Et bien, je ne pouvais pas me fourvoyer plus royalement… Il se trouve que les deux hommes, secrètement, ont entamé une correspondance via courriel, ce qui a bien rapidement viré en authentique bromance en bon et du forme (entre intolérants, on se comprend toujours)… Après avoir refait le monde sur divers sujets chauds (Israel, les maudits wokes, les maudits pro-avortement, leur appréciation commune pour les peintres néo-romantiques, Tucker Carlson et Klaus Schulze, leurs recettes de sauce à spaghetti, etc…) et maintes joutes endiablées de MYFAROG, la conversation aurait alors tourné autour de la musique… De fil en aiguilles, une collaboration aurait été évoquée. Les deux lascars commencèrent alors à imaginer une improbable fusion de leurs deux sèves créatrices… Des fichiers sonores furent échangés, des Stouts furent consommés alors que des antipsychotiques furent oubliés d’être ingérés…

En février, c’est dans l’anonymat le plus complet que Louis Cachet s’envola pour le Wyoming. Pour ne pas se faire reconnaître, il porta un habile déguisement de Dumbledore (le célèbre directeur de l’école de sorcellerie Poudlard), mentionnant aux douaniers qu’il souhaitait se rendre au KomiK Kon de Cheyenne-City. Les gens n’y virent que du feu ; feu que Vargounet, en pyromane notoire, dû se raisonner à ne pas allumer à tous les coins de rue une fois sur place (ce ne sont pas les églises qui manquent dans cet état américain !).

Quand Varg arriva finalement à la demeure luxueuse de Yé, les deux hommes s’enlacèrent virilement. Après avoir épuisé leur (vaste) éventail de jokes antisémites (cela dura quatre heures 47 minutes et 23 secondes, très exactement), ils se mirent au boulot… sans relâche, sans interruption… Plusieurs collaborateurs se joignirent au duo à travers les sessions chaotiques (Pusha T, Douglas Pierce, Ariel Pink, Fred Durst, Lil Uzi Vert et même… André Rieu !). Le génie schizoïde de ces deux mondes pourtant opposés s’enchevêtra, créant une matière sonore nouvelle, lisse, inusitée, passablement saugrenue…
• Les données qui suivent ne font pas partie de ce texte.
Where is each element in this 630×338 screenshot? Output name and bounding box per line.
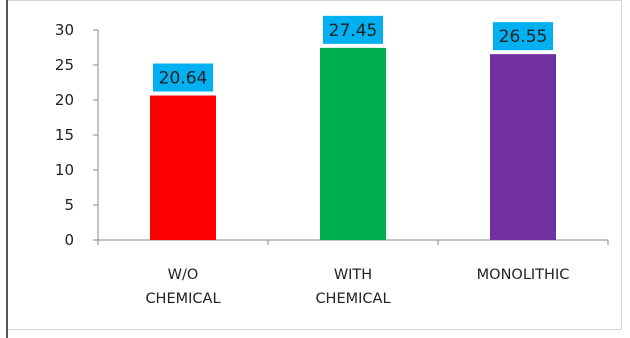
bar xyxy=(150,95,216,241)
y-tick-label: 15 xyxy=(55,126,74,144)
y-axis: 0 5 10 15 20 25 30 xyxy=(55,21,99,249)
data-label-box xyxy=(153,63,213,92)
bars xyxy=(150,47,556,241)
y-tick-label: 20 xyxy=(55,91,74,109)
y-tick-label: 10 xyxy=(55,161,74,179)
y-tick-label: 25 xyxy=(55,56,74,74)
category-label: W/O xyxy=(168,267,199,283)
data-label-box xyxy=(323,15,383,44)
chart-frame-left-edge xyxy=(6,0,8,338)
x-axis xyxy=(97,239,609,245)
data-label: 26.55 xyxy=(499,27,548,47)
data-label-box xyxy=(493,22,553,51)
category-label: MONOLITHIC xyxy=(477,267,570,283)
y-tick-label: 5 xyxy=(64,196,74,214)
bar xyxy=(320,47,386,240)
category-label: CHEMICAL xyxy=(145,291,220,307)
category-label: CHEMICAL xyxy=(315,291,390,307)
category-label: WITH xyxy=(334,267,372,283)
data-labels: 20.64 27.45 26.55 xyxy=(153,15,553,92)
y-tick-label: 0 xyxy=(64,231,74,249)
y-tick-label: 30 xyxy=(55,21,74,39)
bar xyxy=(490,54,556,241)
data-label: 27.45 xyxy=(329,21,378,41)
data-label: 20.64 xyxy=(159,69,208,89)
category-labels: W/O CHEMICAL WITH CHEMICAL MONOLITHIC xyxy=(145,267,569,307)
Mais qu’en est-il justement de ce disque qui est paru soudainement aujourd’hui même (sans crier gare) !?!? Ça donne quoi la rencontre de ces deux entités ? Et bien, cela commence avec une intro magistrale, nommée Donda Baldrs… les violons de l’ensemble de Rieu s’emballent et nous emportent dans une valse damnée et dissonante. Les claviers analogiques froids et cheapos de l’oncle Vargounet s’élèvent au dessus de cette anti-liesse bruitative. Puis cette voix au vocoder, plus gelée et inhumaine qu’avant, plus trouble aussi, vocifère « Donda…. Donda…. Donda…. DONDA ist KRIEG !!! » (hurlant le tout à la fin). La production est IMMENSE. On comprend dès le début qu’il ne s’agit pas d’une collabo sur l’auto-pilote, mais d’un monument de noirceur, accouché dans l’extase et la douleur, par deux artistes qui n’ont plus rien à perdre, qui veulent mettre leurs tripes sur la table.
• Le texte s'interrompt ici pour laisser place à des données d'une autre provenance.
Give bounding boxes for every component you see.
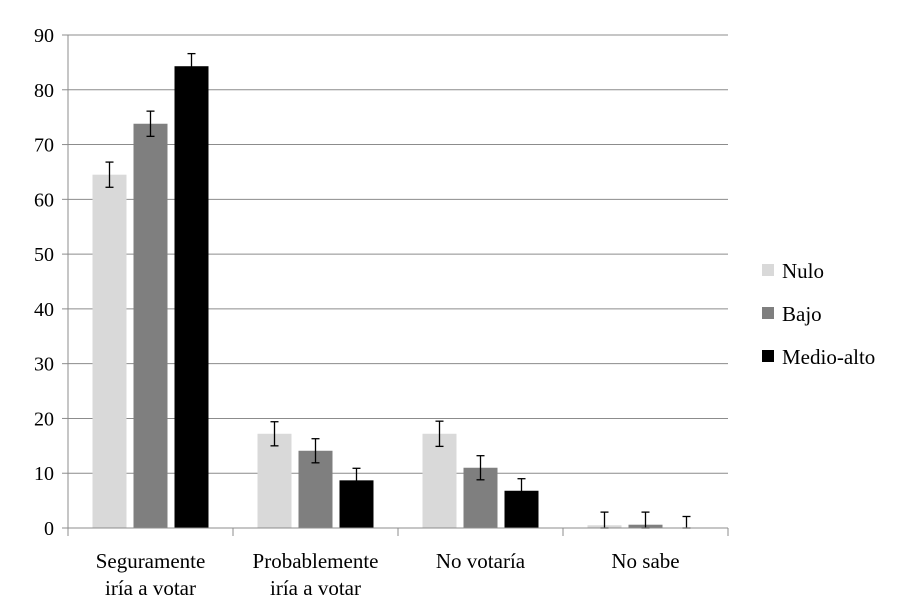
category-labels: Seguramente iría a votar Probablemente iría…: [96, 549, 680, 600]
x-category-label-line: Seguramente: [96, 549, 206, 573]
x-category-label-line: iría a votar: [270, 576, 361, 600]
x-category-label: Probablemente iría a votar: [253, 549, 379, 600]
x-category-label-line: Probablemente: [253, 549, 379, 573]
y-tick-label: 10: [34, 463, 54, 485]
y-tick-label: 0: [44, 518, 54, 540]
y-tick-label: 90: [34, 25, 54, 47]
y-tick-label: 80: [34, 80, 54, 102]
bar: [133, 123, 168, 529]
legend-swatch: [762, 350, 774, 362]
legend-item: Medio-alto: [762, 345, 875, 369]
error-bar: [187, 52, 196, 80]
axes: [67, 35, 729, 536]
legend-label: Bajo: [782, 302, 822, 326]
y-tick-label: 60: [34, 189, 54, 211]
legend-swatch: [762, 264, 774, 276]
error-bar: [435, 420, 444, 448]
bars: [92, 66, 663, 529]
legend-item: Bajo: [762, 302, 822, 326]
x-category-label: No votaría: [436, 549, 526, 573]
x-category-label-line: iría a votar: [105, 576, 196, 600]
bar: [257, 433, 292, 528]
error-bar: [105, 161, 114, 188]
x-category-label-line: No sabe: [611, 549, 679, 573]
y-tick-label: 50: [34, 244, 54, 266]
error-bar: [311, 438, 320, 464]
error-bar: [270, 421, 279, 447]
x-category-label: Seguramente iría a votar: [96, 549, 206, 600]
legend-swatch: [762, 307, 774, 319]
x-category-label-line: No votaría: [436, 549, 526, 573]
bar: [298, 450, 333, 528]
bar: [92, 174, 127, 528]
y-axis-ticks: 0 10 20 30 40 50 60 70 80 90: [34, 25, 68, 540]
legend-label: Nulo: [782, 259, 824, 283]
bar: [422, 433, 457, 528]
legend-item: Nulo: [762, 259, 824, 283]
error-bars: [105, 52, 691, 529]
legend-label: Medio-alto: [782, 345, 875, 369]
y-tick-label: 20: [34, 408, 54, 430]
error-bar: [146, 110, 155, 137]
error-bar: [682, 515, 691, 529]
error-bar: [352, 467, 361, 494]
error-bar: [476, 455, 485, 481]
y-tick-label: 30: [34, 354, 54, 376]
y-tick-label: 70: [34, 135, 54, 157]
x-category-label: No sabe: [611, 549, 679, 573]
legend: Nulo Bajo Medio-alto: [762, 259, 875, 369]
y-tick-label: 40: [34, 299, 54, 321]
bar: [174, 66, 209, 529]
error-bar: [517, 478, 526, 504]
En faisant un habile clin d’oeil à une piste du premier album de Burzum, Varg introduit la prochaine piste (14/88) en chantant : « This is… eummm…. YE !!! ». Puis Yeezus embarque sur le mike avec vélocité et hargne, conchiant les médias gauchistes, Netanyahu, son ex-conjointe, Taylor Swift, Elon Musk, Ben Shapiro… tout le monde passe dans le tordeur de Kanye, qui a rarement été autant en mode « règlement de comptes »… Derrière, Varg tisse un beat minimaliste et efficace avec son AIR Velvet 2… mais bientôt, surprise ! La guitare électrique du comte Grishnákh se fait entendre ! Varg renoue donc avec cet instrument, assénant des riffs narcotiques/hypnotiques dans les oreilles des auditeurs galvanisés par le moment.
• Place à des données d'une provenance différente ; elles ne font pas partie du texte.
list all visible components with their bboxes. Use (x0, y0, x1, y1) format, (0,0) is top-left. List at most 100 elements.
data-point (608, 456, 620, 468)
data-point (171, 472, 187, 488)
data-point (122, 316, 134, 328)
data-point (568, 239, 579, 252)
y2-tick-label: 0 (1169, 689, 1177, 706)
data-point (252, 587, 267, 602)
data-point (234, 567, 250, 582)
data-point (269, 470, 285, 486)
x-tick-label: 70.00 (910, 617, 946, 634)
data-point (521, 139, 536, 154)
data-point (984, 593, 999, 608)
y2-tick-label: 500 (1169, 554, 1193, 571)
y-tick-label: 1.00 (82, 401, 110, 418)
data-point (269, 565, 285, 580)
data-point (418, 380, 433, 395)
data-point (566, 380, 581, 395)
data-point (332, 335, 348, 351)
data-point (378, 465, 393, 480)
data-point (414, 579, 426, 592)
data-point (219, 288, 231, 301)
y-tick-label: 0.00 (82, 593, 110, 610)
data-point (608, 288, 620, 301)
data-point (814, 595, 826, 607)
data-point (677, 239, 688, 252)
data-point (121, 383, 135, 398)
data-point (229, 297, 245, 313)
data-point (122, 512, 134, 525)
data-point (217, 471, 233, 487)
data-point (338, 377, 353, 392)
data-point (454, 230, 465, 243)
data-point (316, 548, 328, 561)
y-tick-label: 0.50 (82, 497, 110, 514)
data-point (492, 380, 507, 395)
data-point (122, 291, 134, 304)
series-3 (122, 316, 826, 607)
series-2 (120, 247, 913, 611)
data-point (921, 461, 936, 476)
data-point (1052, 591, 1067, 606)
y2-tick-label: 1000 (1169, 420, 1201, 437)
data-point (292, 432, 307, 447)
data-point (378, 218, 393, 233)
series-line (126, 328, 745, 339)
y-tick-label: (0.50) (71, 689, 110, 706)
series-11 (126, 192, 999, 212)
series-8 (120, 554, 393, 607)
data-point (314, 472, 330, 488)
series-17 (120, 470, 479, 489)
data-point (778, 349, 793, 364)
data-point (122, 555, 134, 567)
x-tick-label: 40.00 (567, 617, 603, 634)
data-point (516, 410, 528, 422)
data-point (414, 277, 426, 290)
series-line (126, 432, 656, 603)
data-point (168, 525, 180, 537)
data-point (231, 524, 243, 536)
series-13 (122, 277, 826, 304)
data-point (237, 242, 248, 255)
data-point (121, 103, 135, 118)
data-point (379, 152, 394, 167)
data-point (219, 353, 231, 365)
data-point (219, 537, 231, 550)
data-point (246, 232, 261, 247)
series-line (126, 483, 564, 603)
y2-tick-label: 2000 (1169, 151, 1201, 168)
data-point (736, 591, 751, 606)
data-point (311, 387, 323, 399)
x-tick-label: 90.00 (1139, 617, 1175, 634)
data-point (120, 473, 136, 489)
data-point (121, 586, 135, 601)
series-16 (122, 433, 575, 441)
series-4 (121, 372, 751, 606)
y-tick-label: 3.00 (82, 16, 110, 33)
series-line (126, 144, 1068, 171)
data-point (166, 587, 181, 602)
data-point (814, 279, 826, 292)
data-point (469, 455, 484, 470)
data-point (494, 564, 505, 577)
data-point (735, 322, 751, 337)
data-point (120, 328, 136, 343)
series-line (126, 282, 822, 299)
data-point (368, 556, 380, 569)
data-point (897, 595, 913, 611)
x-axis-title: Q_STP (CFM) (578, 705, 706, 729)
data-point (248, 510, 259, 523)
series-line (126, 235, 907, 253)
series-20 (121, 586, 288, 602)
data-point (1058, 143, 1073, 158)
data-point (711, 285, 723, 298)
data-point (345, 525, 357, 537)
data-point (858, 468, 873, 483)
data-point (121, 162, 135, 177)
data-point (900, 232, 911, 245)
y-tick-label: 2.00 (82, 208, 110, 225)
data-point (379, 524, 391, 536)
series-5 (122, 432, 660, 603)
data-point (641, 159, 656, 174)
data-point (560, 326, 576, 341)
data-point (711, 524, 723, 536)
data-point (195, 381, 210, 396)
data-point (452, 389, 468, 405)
Un sample de la commentatrice politique américaine Candace Owens introduit le troisième morceau Gebrechlichkeit III : “Leftism is defined as any political philosophy that seeks to infringe upon individual liberties in its demand for a higher moral good.”… Nébuleux et aussi profondément intellectuel qu’une liste d’épicerie sur un post-it collé sur le frigo… Niveau musique, comme le nom de la pièce l’indique, on renoue avec la très cafardeuse ambiance de l’album Filosofem de Burzum ici. C’est une longue piste très ambiante de 16 minutes bourrée de clavier opiacé, de vocoder hanté, de guitare électrique décalibrée. Ce cher Ariel Pink, revêtant ici sa casquette de producteur, vient mettre son grain de sel en apportant son ambiance hypnagogique-fantomatique. Ça sonne presque comme un instrumental de Frank Zappa, mais MORT, poussiéreux et faisandé. Vers la fin, Douglas Pierce intervient d’un rudimentaire mais expéditif « I was cancelled YEARS before all of you, you PUSSYFIED LOSERS ! ». Acerbe, le monsieur.

Le tandem miraculeux réussit à nous surprendre encore ensuite en reprenant tour à tour la pièce Hitler Was A Sensitive Man de Anal Cunt (sans aucune ironie) et La La Means I Love You des Delfonics (choix audacieux et… étrange !) dans un mash-up ultra saugrenu ; avec un Fred Durst qui n’est pas ici employé comme vocaliste mais plutôt comme échantillonneur sonore (le petit bruit de sac de croustilles Lays au ketchup qui se fait chiffonner en background, c’est lui ! Remarquable travail). On continue ensuite notre périple avec la très bien nommée Into THA dungeon, où Kanye nous décrie son donjon de luxe dans les moindres détails, en faisant du name-droppin à outrance (le donjon aurait été conçu par l’architecte danois Bjarke Ingels) et en utilisant le mot « pussy » 48 fois (parce ce que c’est évidemment un donjon…. SEXUEL !). Vargounet nous pond une mélodie de synthé donjonné toute simpliste mais bigrement efficace en fond sonore.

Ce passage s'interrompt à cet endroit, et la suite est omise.